I asked him if he wanted to go out that night. Get a bite to eat, have a couple of beers. “Can’t,” he said.

“Why not? You getting your bald spot Simonized?”

“Ha ha,” he said. “What a wit. Don’t forget, you got two more years on the odometer than I do. You look good, though. You still running?” I nodded. “Life treating you okay? Other than your aunt, I mean. You like it out there?” I nodded some more. Why go into it?

On our way out to the front, he stopped me so we could ogle his countergirl. “How’d you like to stick your dipstick into that?” he whispered.

“She’s a woman, Al,” I whispered back. “Not a Mustang.”

“Yeah, but I don’t hold it against her. I’d like to, though.”

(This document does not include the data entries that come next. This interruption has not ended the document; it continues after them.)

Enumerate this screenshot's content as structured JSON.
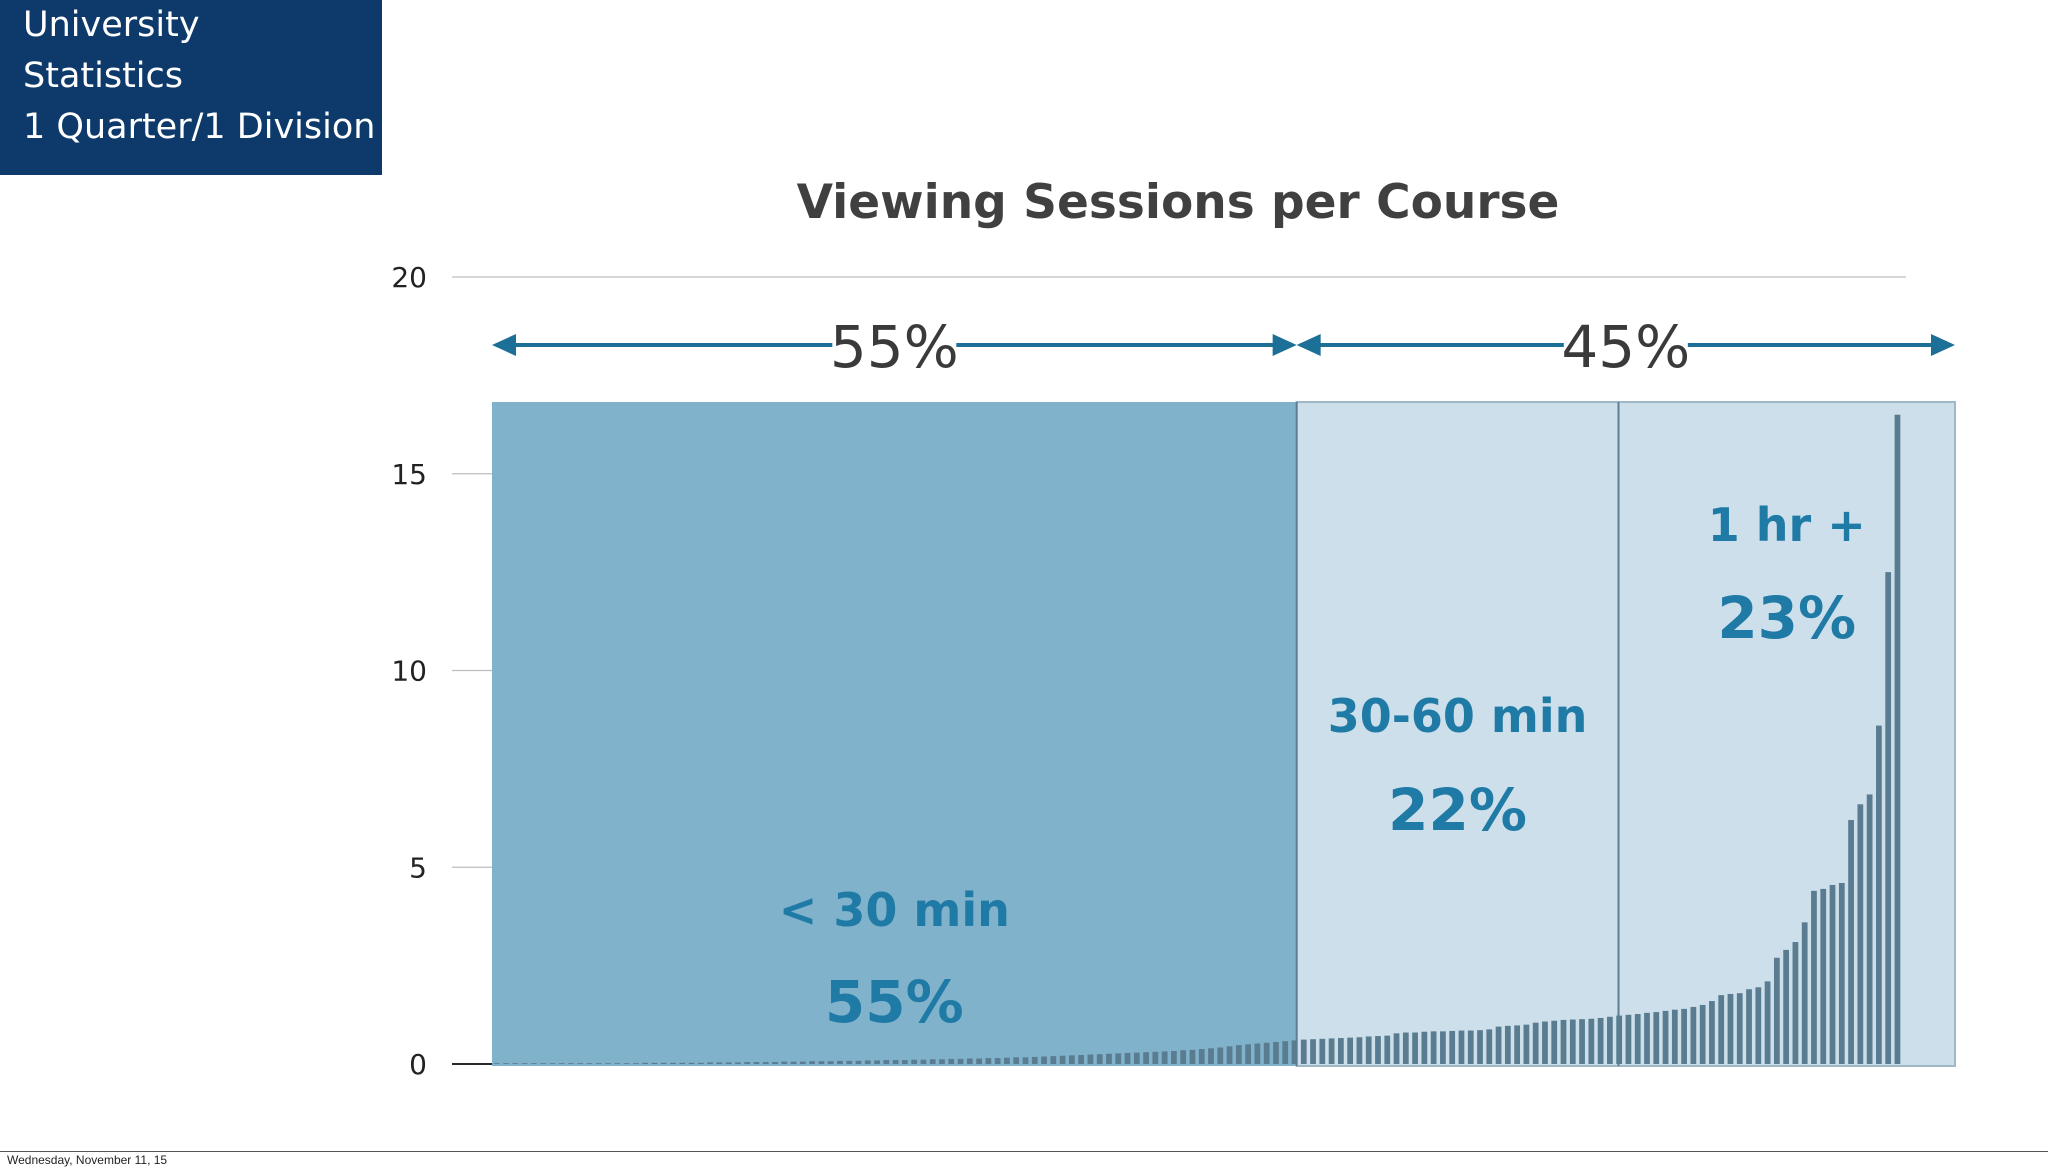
{
  "header": {
    "line1": "University",
    "line2": "Statistics",
    "line3": "1 Quarter/1 Division"
  },
  "footer": {
    "date": "Wednesday, November 11, 15"
  },
  "colors": {
    "header_bg": "#0d3a6b",
    "region_dark": "#80b2cc",
    "region_light": "#ccdfea",
    "label_blue": "#1f7aa6",
    "arrow_blue": "#1c6f96",
    "bar": "#5a7c90"
  },
  "chart_data": {
    "type": "bar",
    "title": "Viewing Sessions per Course",
    "xlabel": "",
    "ylabel": "",
    "ylim": [
      0,
      20
    ],
    "yticks": [
      "0",
      "5",
      "10",
      "15",
      "20"
    ],
    "grid": true,
    "values": [
      0.02,
      0.02,
      0.02,
      0.02,
      0.02,
      0.02,
      0.02,
      0.02,
      0.02,
      0.02,
      0.02,
      0.02,
      0.02,
      0.02,
      0.02,
      0.02,
      0.03,
      0.03,
      0.03,
      0.03,
      0.03,
      0.03,
      0.03,
      0.04,
      0.04,
      0.04,
      0.04,
      0.05,
      0.05,
      0.05,
      0.05,
      0.06,
      0.06,
      0.06,
      0.07,
      0.07,
      0.07,
      0.08,
      0.08,
      0.08,
      0.09,
      0.09,
      0.1,
      0.1,
      0.1,
      0.11,
      0.11,
      0.12,
      0.12,
      0.13,
      0.13,
      0.14,
      0.14,
      0.15,
      0.15,
      0.16,
      0.17,
      0.17,
      0.18,
      0.19,
      0.2,
      0.21,
      0.22,
      0.23,
      0.24,
      0.25,
      0.26,
      0.27,
      0.28,
      0.29,
      0.3,
      0.31,
      0.32,
      0.33,
      0.35,
      0.36,
      0.38,
      0.4,
      0.42,
      0.45,
      0.48,
      0.5,
      0.52,
      0.54,
      0.56,
      0.58,
      0.6,
      0.62,
      0.63,
      0.64,
      0.65,
      0.66,
      0.67,
      0.68,
      0.7,
      0.71,
      0.72,
      0.78,
      0.8,
      0.8,
      0.82,
      0.83,
      0.83,
      0.84,
      0.85,
      0.85,
      0.86,
      0.88,
      0.95,
      0.97,
      0.98,
      1.0,
      1.05,
      1.08,
      1.1,
      1.12,
      1.13,
      1.14,
      1.15,
      1.17,
      1.2,
      1.23,
      1.25,
      1.27,
      1.3,
      1.32,
      1.35,
      1.38,
      1.4,
      1.45,
      1.5,
      1.6,
      1.75,
      1.78,
      1.8,
      1.9,
      1.95,
      2.1,
      2.7,
      2.9,
      3.1,
      3.6,
      4.4,
      4.45,
      4.55,
      4.6,
      6.2,
      6.6,
      6.85,
      8.6,
      12.5,
      16.5
    ],
    "regions": [
      {
        "label": "< 30 min",
        "percent": "55%",
        "share": 0.55
      },
      {
        "label": "30-60 min",
        "percent": "22%",
        "share": 0.22
      },
      {
        "label": "1 hr +",
        "percent": "23%",
        "share": 0.23
      }
    ],
    "groups": [
      {
        "percent": "55%",
        "share": 0.55
      },
      {
        "percent": "45%",
        "share": 0.45
      }
    ]
  }
}
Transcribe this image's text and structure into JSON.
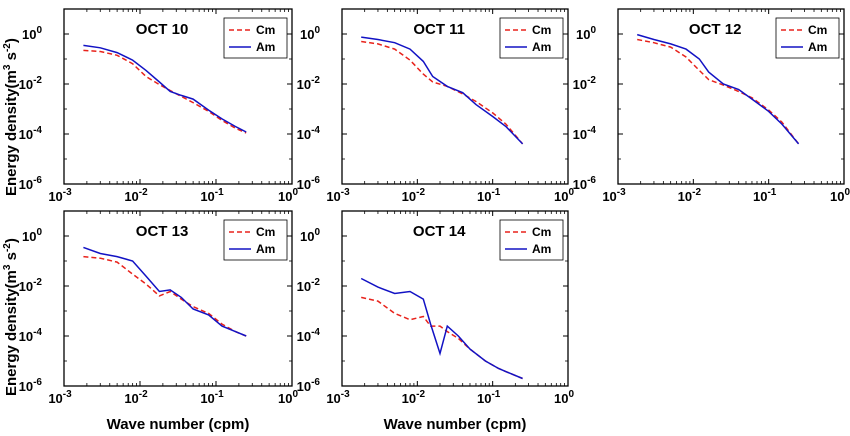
{
  "figure": {
    "ylabel_main": "Energy density(m",
    "ylabel_sup1": "3",
    "ylabel_mid": " s",
    "ylabel_sup2": "-2",
    "ylabel_end": ")",
    "xlabel": "Wave number (cpm)",
    "tick_base": "10",
    "x_tick_exps": [
      "-3",
      "-2",
      "-1",
      "0"
    ],
    "y_tick_exps": [
      "-6",
      "-4",
      "-2",
      "0"
    ]
  },
  "chart_data": [
    {
      "type": "line",
      "title": "OCT 10",
      "xscale": "log",
      "yscale": "log",
      "xlim": [
        0.001,
        1
      ],
      "ylim": [
        1e-06,
        10
      ],
      "xlabel": "",
      "ylabel": "Energy density(m3 s-2)",
      "legend": "top-right",
      "x": [
        0.0018,
        0.003,
        0.005,
        0.008,
        0.012,
        0.018,
        0.025,
        0.035,
        0.05,
        0.08,
        0.12,
        0.18,
        0.25
      ],
      "series": [
        {
          "name": "Cm",
          "color": "#e8221b",
          "dash": true,
          "values": [
            0.22,
            0.2,
            0.14,
            0.065,
            0.02,
            0.0095,
            0.0055,
            0.0032,
            0.0018,
            0.0008,
            0.00035,
            0.00017,
            0.00011
          ]
        },
        {
          "name": "Am",
          "color": "#1212c4",
          "dash": false,
          "values": [
            0.35,
            0.28,
            0.18,
            0.09,
            0.035,
            0.012,
            0.005,
            0.0035,
            0.0025,
            0.0009,
            0.0004,
            0.0002,
            0.00012
          ]
        }
      ]
    },
    {
      "type": "line",
      "title": "OCT 11",
      "xscale": "log",
      "yscale": "log",
      "xlim": [
        0.001,
        1
      ],
      "ylim": [
        1e-06,
        10
      ],
      "xlabel": "",
      "ylabel": "",
      "legend": "top-right",
      "x": [
        0.0018,
        0.003,
        0.005,
        0.008,
        0.012,
        0.016,
        0.025,
        0.04,
        0.06,
        0.1,
        0.15,
        0.25
      ],
      "series": [
        {
          "name": "Cm",
          "color": "#e8221b",
          "dash": true,
          "values": [
            0.5,
            0.4,
            0.25,
            0.09,
            0.025,
            0.012,
            0.008,
            0.004,
            0.002,
            0.0007,
            0.00025,
            4e-05
          ]
        },
        {
          "name": "Am",
          "color": "#1212c4",
          "dash": false,
          "values": [
            0.75,
            0.6,
            0.45,
            0.25,
            0.08,
            0.02,
            0.008,
            0.0045,
            0.0015,
            0.0005,
            0.0002,
            4e-05
          ]
        }
      ]
    },
    {
      "type": "line",
      "title": "OCT 12",
      "xscale": "log",
      "yscale": "log",
      "xlim": [
        0.001,
        1
      ],
      "ylim": [
        1e-06,
        10
      ],
      "xlabel": "",
      "ylabel": "",
      "legend": "top-right",
      "x": [
        0.0018,
        0.003,
        0.005,
        0.008,
        0.012,
        0.016,
        0.025,
        0.04,
        0.06,
        0.1,
        0.15,
        0.25
      ],
      "series": [
        {
          "name": "Cm",
          "color": "#e8221b",
          "dash": true,
          "values": [
            0.6,
            0.45,
            0.3,
            0.12,
            0.035,
            0.015,
            0.009,
            0.005,
            0.0028,
            0.0009,
            0.0003,
            4e-05
          ]
        },
        {
          "name": "Am",
          "color": "#1212c4",
          "dash": false,
          "values": [
            0.95,
            0.6,
            0.4,
            0.25,
            0.1,
            0.03,
            0.01,
            0.006,
            0.0025,
            0.0008,
            0.00025,
            4e-05
          ]
        }
      ]
    },
    {
      "type": "line",
      "title": "OCT 13",
      "xscale": "log",
      "yscale": "log",
      "xlim": [
        0.001,
        1
      ],
      "ylim": [
        1e-06,
        10
      ],
      "xlabel": "Wave number (cpm)",
      "ylabel": "Energy density(m3 s-2)",
      "legend": "top-right",
      "x": [
        0.0018,
        0.003,
        0.005,
        0.008,
        0.012,
        0.018,
        0.025,
        0.035,
        0.05,
        0.08,
        0.12,
        0.18,
        0.25
      ],
      "series": [
        {
          "name": "Cm",
          "color": "#e8221b",
          "dash": true,
          "values": [
            0.15,
            0.13,
            0.09,
            0.03,
            0.012,
            0.004,
            0.006,
            0.003,
            0.0015,
            0.0008,
            0.0003,
            0.00015,
            0.0001
          ]
        },
        {
          "name": "Am",
          "color": "#1212c4",
          "dash": false,
          "values": [
            0.35,
            0.2,
            0.15,
            0.1,
            0.025,
            0.006,
            0.007,
            0.0035,
            0.0012,
            0.0007,
            0.00025,
            0.00015,
            0.0001
          ]
        }
      ]
    },
    {
      "type": "line",
      "title": "OCT 14",
      "xscale": "log",
      "yscale": "log",
      "xlim": [
        0.001,
        1
      ],
      "ylim": [
        1e-06,
        10
      ],
      "xlabel": "Wave number (cpm)",
      "ylabel": "",
      "legend": "top-right",
      "x": [
        0.0018,
        0.003,
        0.005,
        0.008,
        0.012,
        0.015,
        0.02,
        0.025,
        0.035,
        0.05,
        0.08,
        0.12,
        0.18,
        0.25
      ],
      "series": [
        {
          "name": "Cm",
          "color": "#e8221b",
          "dash": true,
          "values": [
            0.0035,
            0.0025,
            0.0008,
            0.00045,
            0.0006,
            0.00025,
            0.00025,
            0.00015,
            8e-05,
            3e-05,
            1e-05,
            5e-06,
            3e-06,
            2e-06
          ]
        },
        {
          "name": "Am",
          "color": "#1212c4",
          "dash": false,
          "values": [
            0.02,
            0.009,
            0.005,
            0.006,
            0.003,
            0.0003,
            2e-05,
            0.00025,
            0.0001,
            3e-05,
            1e-05,
            5e-06,
            3e-06,
            2e-06
          ]
        }
      ]
    }
  ]
}
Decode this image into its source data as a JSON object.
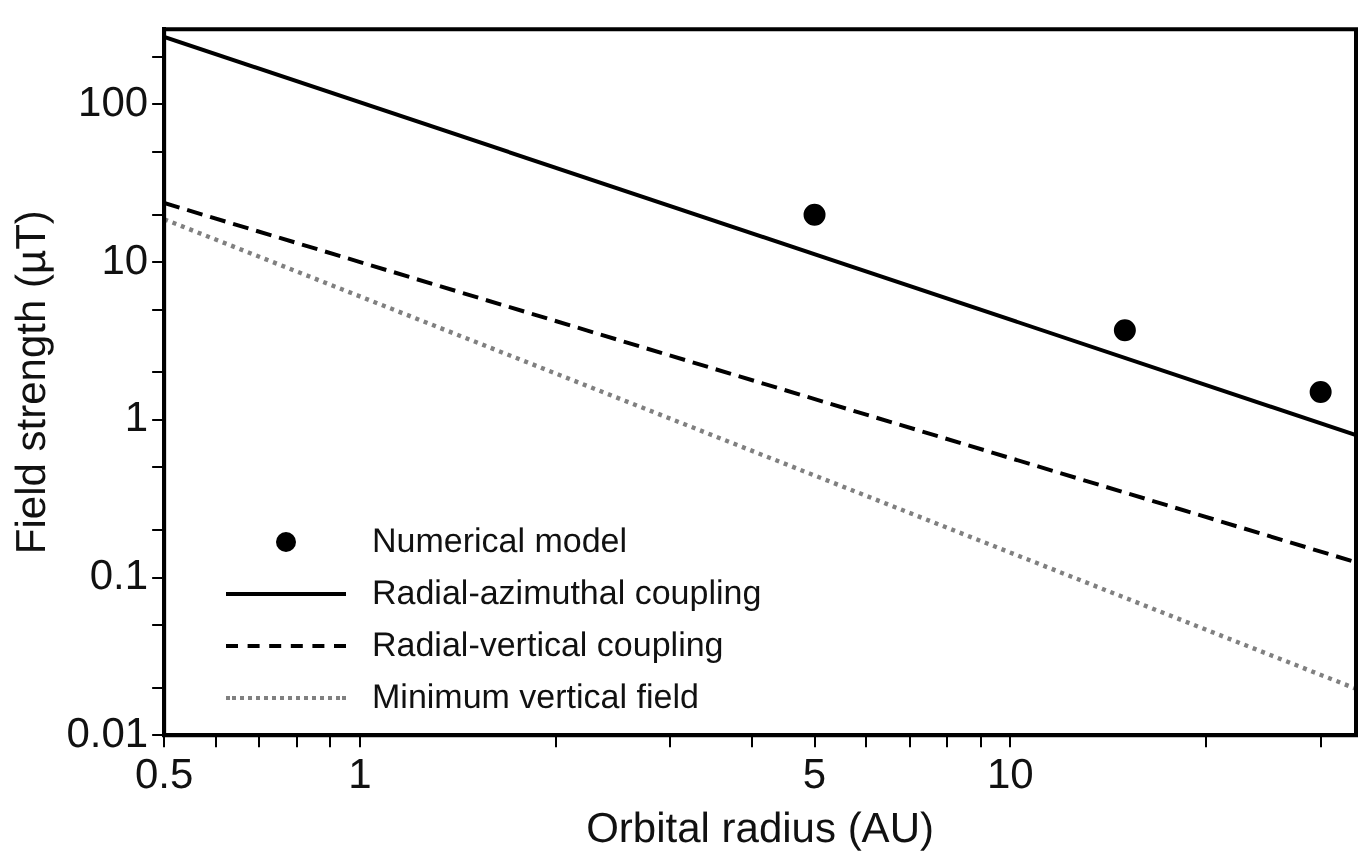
{
  "chart_data": {
    "type": "line",
    "xlabel": "Orbital radius (AU)",
    "ylabel": "Field strength (µT)",
    "log": "xy",
    "xlim": [
      0.5,
      34
    ],
    "ylim": [
      0.01,
      300
    ],
    "xticks": [
      0.5,
      {
        "value": 0.6,
        "label": null
      },
      {
        "value": 0.7,
        "label": null
      },
      {
        "value": 0.8,
        "label": null
      },
      {
        "value": 0.9,
        "label": null
      },
      1,
      {
        "value": 2,
        "label": null
      },
      {
        "value": 3,
        "label": null
      },
      {
        "value": 4,
        "label": null
      },
      5,
      {
        "value": 6,
        "label": null
      },
      {
        "value": 7,
        "label": null
      },
      {
        "value": 8,
        "label": null
      },
      {
        "value": 9,
        "label": null
      },
      10,
      {
        "value": 20,
        "label": null
      },
      {
        "value": 30,
        "label": null
      }
    ],
    "yticks": [
      0.01,
      {
        "value": 0.02,
        "label": null
      },
      {
        "value": 0.05,
        "label": null
      },
      0.1,
      {
        "value": 0.2,
        "label": null
      },
      {
        "value": 0.5,
        "label": null
      },
      1,
      {
        "value": 2,
        "label": null
      },
      {
        "value": 5,
        "label": null
      },
      10,
      {
        "value": 20,
        "label": null
      },
      {
        "value": 50,
        "label": null
      },
      100,
      {
        "value": 200,
        "label": null
      }
    ],
    "grid": false,
    "legend": "bottom left",
    "series": [
      {
        "name": "Numerical model",
        "type": "scatter",
        "marker": "circle",
        "color": "#000000",
        "x": [
          5,
          15,
          30
        ],
        "values": [
          20,
          3.7,
          1.5
        ]
      },
      {
        "name": "Radial-azimuthal coupling",
        "type": "line",
        "line_style": "solid",
        "marker": "none",
        "color": "#000000",
        "x": [
          0.5,
          34
        ],
        "values": [
          268,
          0.8
        ]
      },
      {
        "name": "Radial-vertical coupling",
        "type": "line",
        "line_style": "dashed",
        "marker": "none",
        "color": "#000000",
        "x": [
          0.5,
          34
        ],
        "values": [
          23.7,
          0.125
        ]
      },
      {
        "name": "Minimum vertical field",
        "type": "line",
        "line_style": "dotted",
        "marker": "none",
        "color": "#808080",
        "x": [
          0.5,
          34
        ],
        "values": [
          18.7,
          0.0197
        ]
      }
    ]
  }
}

I asked him which he thought would come first: losing his virginity or getting his AARP membership card.

“Yeah, if only I was more like you,” he said. “What wife are you on now—sixteen? Seventeen? I lost count.” He stuck his middle finger in my face, then jabbed me in the breastbone with it. “Gotcha,” he said.

WITH NOTHING BETTER TO DO,
I drove over to the mall and walked around. The sound system was playing that Cher song you couldn’t get away from—the one where she sings that part with
her techno-electro voice:
“Do you believe in life after love, after love, after love, after love …”
Cher, man. You had to give her credit for career survival. She’d been around since the days when Lyndon Johnson was president and Alphonse Buzzi’s Phoenician Yellow Mustang was rolling off the assembly line. If there was a nuclear holocaust, there’d probably be two surviving life forms: cockroaches and Cher.
“Do you believe in life after love, after love, after love, after love …”
Hey, more power to her. I just wished they’d give that fucking song a rest.